- Relator(a)
- Ministro Og Fernandes
- Órgão julgador
- Sexta Turma
- Data do julgamento
- 11/02/2026
- Data de publicação
- 19/02/2026
STJ – Acórdão, Rel. Ministro Og Fernandes, Sexta Turma, j. 11/02/2026, p. 19/02/2026
PENAL E PROCESSUAL PENAL. AGRAVO REGIMENTAL NO RECURSO EM HABEAS CORPUS. ORGANIZAÇÃO CRIMINOSA. CORRUPÇÃO ATIVA E PASSIVA. ASSOCIAÇÃO PARA O TRÁFICO. PRISÃO PREVENTIVA. EXCESSO DE PRAZO NÃO CONFIGURADO. COMPLEXIDADE. VIOLAÇÃO DO ART. 316, PARÁGRAFO ÚNICO, DO CÓDIGO DE PROCESSO PENAL. INEXISTÊNCIA. AGRAVO REGIMENTAL IMPROVIDO. 1. A prisão cautelar não possui um prazo determinado por lei, devendo sua manutenção obedecer a critérios verificados judicialmente conforme os parâmetros fático-processuais de cada caso, como a quantidade de crimes, a pluralidade de réus, o número de defensores envolvidos e, em alguns casos, a própria conduta adotada pela defesa. 2. No caso, não se verifica mora ilegal imputável ao Poder Judiciário, pois o feito tramita regularmente, uma vez que a prisão preventiva foi decretada em 31/5/2021 e cumprida em 15/6/2021. A denúncia foi recebida em 3/9/2021, com prosseguimento determinado em 2/2/2022 e sucessivas audiências ao longo de 2022 e 2024, com reavaliações reiteradas da custódia. 3. Assim, considerando o número de acusados, a quantidade e a gravidade do crimes, a necessidade de oitiva de diversas testemunhas e a complexidade decorrente da Operação Efialtes, foi determinado o desmembramento do feito em duas oportunidades, a fim de conferir agilidade à marcha processual, não havendo inércia do juízo ou mora injustificada para o encerramento da instrução.
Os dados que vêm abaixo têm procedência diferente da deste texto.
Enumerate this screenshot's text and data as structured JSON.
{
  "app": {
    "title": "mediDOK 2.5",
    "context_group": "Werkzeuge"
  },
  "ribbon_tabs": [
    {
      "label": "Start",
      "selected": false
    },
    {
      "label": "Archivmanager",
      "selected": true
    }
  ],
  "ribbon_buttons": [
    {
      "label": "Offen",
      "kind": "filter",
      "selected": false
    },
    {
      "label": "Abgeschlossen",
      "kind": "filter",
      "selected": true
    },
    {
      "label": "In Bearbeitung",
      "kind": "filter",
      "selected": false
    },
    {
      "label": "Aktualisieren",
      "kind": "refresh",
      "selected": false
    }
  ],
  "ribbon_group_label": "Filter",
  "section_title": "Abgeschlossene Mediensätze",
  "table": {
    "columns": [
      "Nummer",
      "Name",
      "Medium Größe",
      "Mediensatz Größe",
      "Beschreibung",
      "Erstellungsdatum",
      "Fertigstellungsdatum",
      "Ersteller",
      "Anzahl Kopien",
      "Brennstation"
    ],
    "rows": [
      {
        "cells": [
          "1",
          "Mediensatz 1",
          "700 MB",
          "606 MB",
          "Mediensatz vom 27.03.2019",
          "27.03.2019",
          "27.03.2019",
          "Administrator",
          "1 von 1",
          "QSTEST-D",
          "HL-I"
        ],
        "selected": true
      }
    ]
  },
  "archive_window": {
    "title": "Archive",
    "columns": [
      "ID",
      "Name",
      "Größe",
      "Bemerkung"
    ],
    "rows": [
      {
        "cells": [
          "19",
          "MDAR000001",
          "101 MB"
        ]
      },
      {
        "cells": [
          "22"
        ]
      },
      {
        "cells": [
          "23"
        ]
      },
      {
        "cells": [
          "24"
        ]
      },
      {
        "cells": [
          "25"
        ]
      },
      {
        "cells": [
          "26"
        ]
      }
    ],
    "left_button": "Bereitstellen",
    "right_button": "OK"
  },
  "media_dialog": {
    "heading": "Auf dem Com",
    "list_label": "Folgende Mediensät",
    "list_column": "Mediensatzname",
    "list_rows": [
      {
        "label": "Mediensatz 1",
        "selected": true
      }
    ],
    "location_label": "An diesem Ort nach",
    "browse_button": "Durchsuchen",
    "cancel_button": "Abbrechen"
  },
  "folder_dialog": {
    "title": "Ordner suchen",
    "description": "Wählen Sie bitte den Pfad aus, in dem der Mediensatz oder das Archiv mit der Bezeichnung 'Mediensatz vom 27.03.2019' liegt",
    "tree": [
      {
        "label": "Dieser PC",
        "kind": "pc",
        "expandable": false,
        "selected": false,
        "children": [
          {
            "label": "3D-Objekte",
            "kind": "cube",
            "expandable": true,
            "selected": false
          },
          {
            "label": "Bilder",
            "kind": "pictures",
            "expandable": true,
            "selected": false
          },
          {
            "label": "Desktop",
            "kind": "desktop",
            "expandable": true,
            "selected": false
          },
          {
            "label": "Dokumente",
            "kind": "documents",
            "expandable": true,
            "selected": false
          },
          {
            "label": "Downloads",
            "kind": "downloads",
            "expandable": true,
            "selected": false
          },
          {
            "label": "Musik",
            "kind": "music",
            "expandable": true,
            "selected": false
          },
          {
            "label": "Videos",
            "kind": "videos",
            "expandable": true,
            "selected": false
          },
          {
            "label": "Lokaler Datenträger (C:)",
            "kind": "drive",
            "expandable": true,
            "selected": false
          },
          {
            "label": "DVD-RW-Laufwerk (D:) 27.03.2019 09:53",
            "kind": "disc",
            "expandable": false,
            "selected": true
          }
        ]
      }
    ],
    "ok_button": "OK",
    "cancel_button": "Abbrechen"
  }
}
Além disso, registre-se a ocorrência de evento extraordinário que impactou a agenda de audiências - fato registrado na Penitenciária Federal de Mossoró/RN em fevereiro de 2024 -, o que motivou redesignações, sem se indicar desídia estatal. 4. Constatou-se que, em 1º/12/2025, foi realizada audiência de continuação, oportunidade em que foram interrogados os réus, com a conclusão da instrução processual. Nesse contexto, incide no caso o enunciado 52 da Súmula do STJ, que dispõe que, "encerrada a instrução criminal, fica superada a alegação de constrangimento por excesso de prazo". 5. Não houve violação do art. 316, parágrafo único, do Código de Processo Penal, uma vez que a prisão preventiva do agravante foi reavaliada pela última vez há menos de 90 dias, na data de 5/12/2025. 6. Agravo regimental improvido. (AgRg no RHC n. 226.961/PR, relator Ministro Og Fernandes, Sexta Turma, julgado em 11/2/2026, DJEN de 19/2/2026.)